Het was bijna lachwekkend hoe een wit bordje op de muur een door diverse Chinese tekens vergezelde vetgedrukte letter ‘P’ liet zien. Onder deze letter was een pijl afgebeeld die een plaats zou moeten aanduiden waar je een voertuig zou kunnen parkeren. Alleen zou je wel een erg knap navigatiesysteem nodig hebben gehad om jouw vehikel hier überhaupt te kunnen krijgen.

Lange planken lagen her en der verspreid. Ook in de poort die links zichtbaar werd nadat zij de trap waren afgedaald, was een hele stapel te vinden. Het gaf je de indruk alsof de voormalige bewoners voortdurend bezig waren pleisters op de wonden van de bouwconstructies te timmeren. Zij aan zij verkende de pad en de ninja het terrein. Was het veilig om een volgende trap te gebruiken om door te trekken? Want elke stap kon hier je laatste zijn. Het wachten was op het moment dat de stilte werd doorbroken door een kat of een rat die zich uit diens schuilplaats los zou maken. De ninja had de pad eerder bij het gekraak uit de boordplaat al gemaand zich vooral stil houden. Als ze hier al niet alleen meer waren, dan zouden zij hun aanwezigheid al snel door iets onbenulligs kunnen verraden.

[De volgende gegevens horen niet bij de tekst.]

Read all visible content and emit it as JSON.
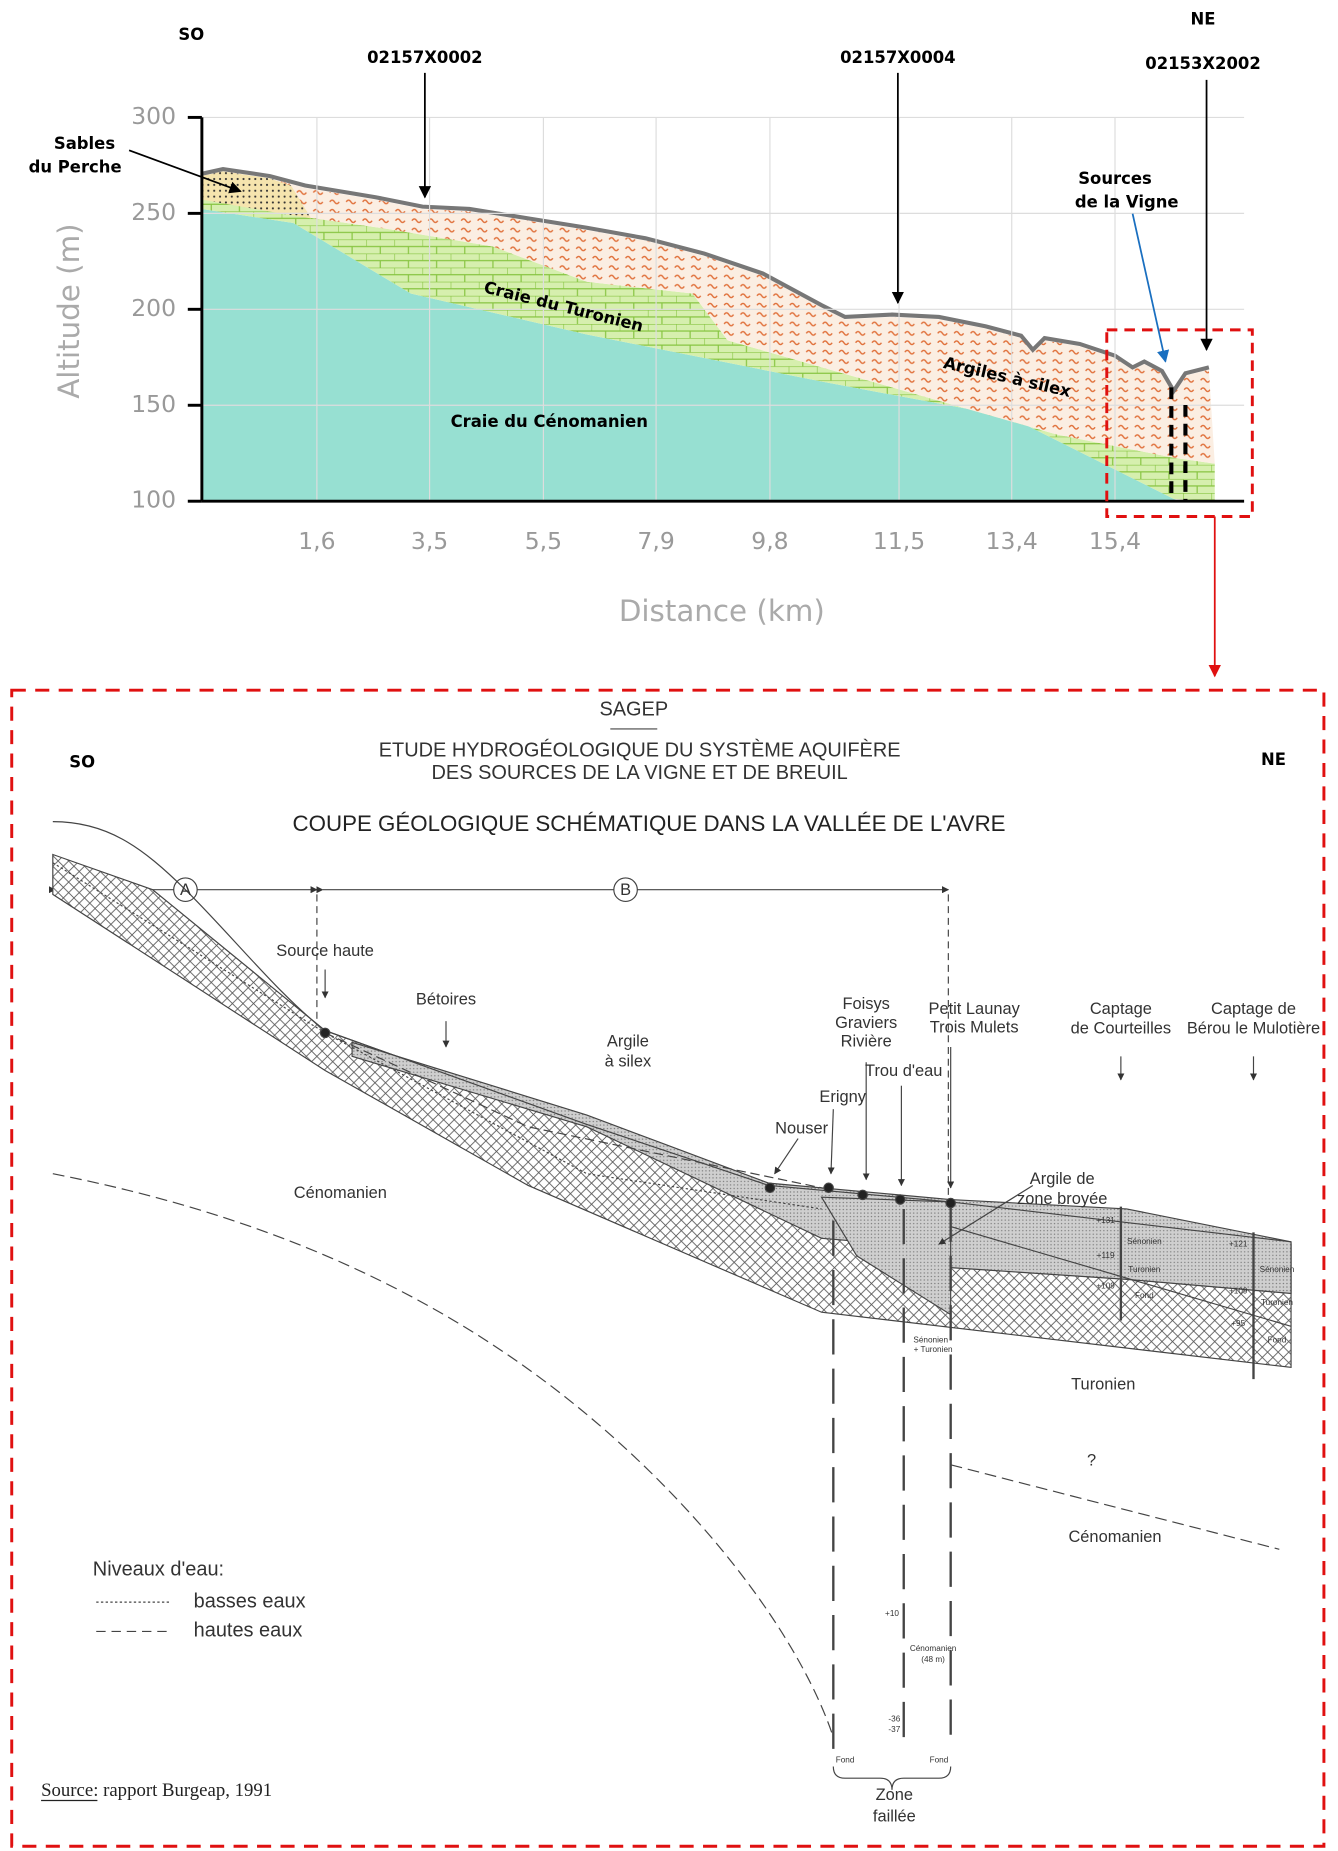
{
  "profile": {
    "direction_left": "SO",
    "direction_right": "NE",
    "wells": [
      "02157X0002",
      "02157X0004",
      "02153X2002"
    ],
    "sables": [
      "Sables",
      "du Perche"
    ],
    "sources": [
      "Sources",
      "de la Vigne"
    ],
    "layers": [
      "Craie du Turonien",
      "Argiles à silex",
      "Craie du Cénomanien"
    ],
    "y_axis": {
      "title": "Altitude (m)",
      "ticks": [
        "300",
        "250",
        "200",
        "150",
        "100"
      ]
    },
    "x_axis": {
      "title": "Distance (km)",
      "ticks": [
        "1,6",
        "3,5",
        "5,5",
        "7,9",
        "9,8",
        "11,5",
        "13,4",
        "15,4"
      ]
    }
  },
  "section": {
    "direction_left": "SO",
    "direction_right": "NE",
    "organisation": "SAGEP",
    "study": [
      "ETUDE HYDROGÉOLOGIQUE DU SYSTÈME AQUIFÈRE",
      "DES SOURCES DE LA VIGNE ET DE BREUIL"
    ],
    "title": "COUPE GÉOLOGIQUE SCHÉMATIQUE DANS LA VALLÉE DE L'AVRE",
    "zones": [
      "A",
      "B"
    ],
    "source_haute": "Source haute",
    "betoires": "Bétoires",
    "argile_silex": [
      "Argile",
      "à silex"
    ],
    "foisys": [
      "Foisys",
      "Graviers",
      "Rivière"
    ],
    "petit_launay": [
      "Petit Launay",
      "Trois Mulets"
    ],
    "courteilles": [
      "Captage",
      "de Courteilles"
    ],
    "berou": [
      "Captage de",
      "Bérou le Mulotière"
    ],
    "trou_eau": "Trou d'eau",
    "erigny": "Erigny",
    "nouser": "Nouser",
    "argile_zone": [
      "Argile de",
      "zone broyée"
    ],
    "cenomanien_left": "Cénomanien",
    "turonien": "Turonien",
    "cenomanien_right": "Cénomanien",
    "senonien_turonien": [
      "Sénonien",
      "+ Turonien"
    ],
    "question": "?",
    "cenomanien_48": [
      "Cénomanien",
      "(48 m)"
    ],
    "level_plus10": "+10",
    "levels_fault": [
      "-36",
      "-37"
    ],
    "fond": [
      "Fond",
      "Fond"
    ],
    "courteilles_log": [
      "+131",
      "Sénonien",
      "+119",
      "Turonien",
      "+109",
      "Fond"
    ],
    "berou_log": [
      "+121",
      "Sénonien",
      "+109",
      "Turonien",
      "+95",
      "Fond"
    ],
    "legend": {
      "title": "Niveaux d'eau:",
      "items": [
        "basses eaux",
        "hautes eaux"
      ]
    },
    "source_label": "Source",
    "source_text": ": rapport Burgeap, 1991",
    "zone_faillee": [
      "Zone",
      "faillée"
    ]
  }
}
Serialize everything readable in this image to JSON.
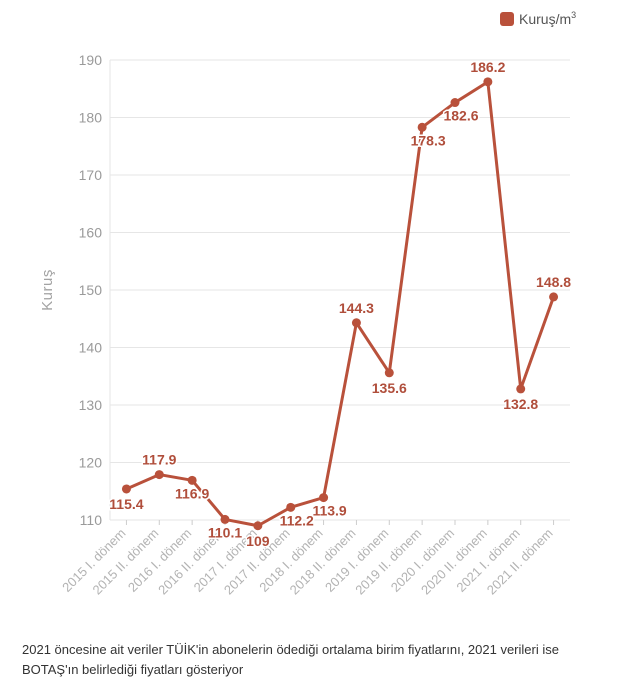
{
  "chart_data": {
    "type": "line",
    "categories": [
      "2015 I. dönem",
      "2015 II. dönem",
      "2016 I. dönem",
      "2016 II. dönem",
      "2017 I. dönem",
      "2017 II. dönem",
      "2018 I. dönem",
      "2018 II. dönem",
      "2019 I. dönem",
      "2019 II. dönem",
      "2020 I. dönem",
      "2020 II. dönem",
      "2021 I. dönem",
      "2021 II. dönem"
    ],
    "series": [
      {
        "name": "Kuruş/m",
        "name_sup": "3",
        "color": "#b9513b",
        "values": [
          115.4,
          117.9,
          116.9,
          110.1,
          109,
          112.2,
          113.9,
          144.3,
          135.6,
          178.3,
          182.6,
          186.2,
          132.8,
          148.8
        ],
        "labels": [
          "115.4",
          "117.9",
          "116.9",
          "110.1",
          "109",
          "112.2",
          "113.9",
          "144.3",
          "135.6",
          "178.3",
          "182.6",
          "186.2",
          "132.8",
          "148.8"
        ]
      }
    ],
    "ylabel": "Kuruş",
    "ylim": [
      110,
      190
    ],
    "yticks": [
      110,
      120,
      130,
      140,
      150,
      160,
      170,
      180,
      190
    ],
    "ytick_labels": [
      "110",
      "120",
      "130",
      "140",
      "150",
      "160",
      "170",
      "180",
      "190"
    ],
    "grid": true,
    "legend_position": "top-right"
  },
  "caption": "2021 öncesine ait veriler TÜİK'in abonelerin ödediği ortalama birim fiyatlarını, 2021 verileri ise BOTAŞ'ın belirlediği fiyatları gösteriyor"
}
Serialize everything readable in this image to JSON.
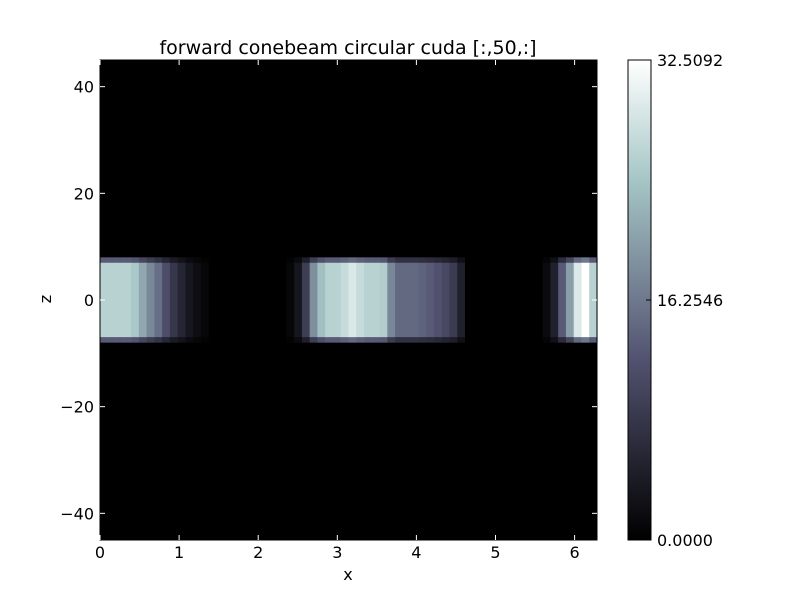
{
  "chart_data": {
    "type": "heatmap",
    "title": "forward conebeam circular cuda [:,50,:]",
    "xlabel": "x",
    "ylabel": "z",
    "xlim": [
      0,
      6.2832
    ],
    "ylim": [
      -45,
      45
    ],
    "x_ticks": [
      0,
      1,
      2,
      3,
      4,
      5,
      6
    ],
    "x_tick_labels": [
      "0",
      "1",
      "2",
      "3",
      "4",
      "5",
      "6"
    ],
    "y_ticks": [
      40,
      20,
      0,
      -20,
      -40
    ],
    "y_tick_labels": [
      "40",
      "20",
      "0",
      "−20",
      "−40"
    ],
    "colormap": "bone",
    "colorbar": {
      "min": 0.0,
      "max": 32.5092,
      "tick_values": [
        32.5092,
        16.2546,
        0.0
      ],
      "tick_labels": [
        "32.5092",
        "16.2546",
        "0.0000"
      ]
    },
    "band": {
      "z_top": 7,
      "z_bottom": -7,
      "edge_rows_value_fraction": 0.5
    },
    "x_columns": 64,
    "intensity_fraction": [
      0.8,
      0.8,
      0.8,
      0.8,
      0.76,
      0.65,
      0.55,
      0.47,
      0.35,
      0.25,
      0.17,
      0.1,
      0.06,
      0.03,
      0.0,
      0.0,
      0.0,
      0.0,
      0.0,
      0.0,
      0.0,
      0.0,
      0.0,
      0.0,
      0.03,
      0.1,
      0.28,
      0.57,
      0.73,
      0.8,
      0.8,
      0.84,
      0.9,
      0.84,
      0.8,
      0.8,
      0.78,
      0.55,
      0.45,
      0.45,
      0.45,
      0.43,
      0.4,
      0.37,
      0.33,
      0.27,
      0.15,
      0.0,
      0.0,
      0.0,
      0.0,
      0.0,
      0.0,
      0.0,
      0.0,
      0.0,
      0.0,
      0.05,
      0.15,
      0.4,
      0.62,
      0.9,
      1.0,
      0.8
    ]
  }
}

Geen van de twee zag het, maar voor een kort moment trok een schaduw over dezelfde wand waar zij voor hadden gestaan toen zij uit de put waren gekomen. Op een balkon van het gebouw dat tijdens het afdalen op die ene trap rechts van ze had gelegen, kropen zes handen en voeten muisstil over de tegels. De ninja wilde de pad juist met een gebaar duidelijk maken dat ze wel verder konden trekken, toen hij beweging dacht te zien in een venster hoog boven de plek waar zij stonden.
“Sst!”
De pad wist het ook.
“Net wat ik dacht. We zijn niet alleen.”
De ninja tuurde de vensters af. Eén voor één bleef zijn blik hangen bij al het gebroken glas. Ook de balkons en daken hadden zijn aandacht. Hij voelde zich belaagd en wilde weten welke aanwezigheid op hun hielen zat.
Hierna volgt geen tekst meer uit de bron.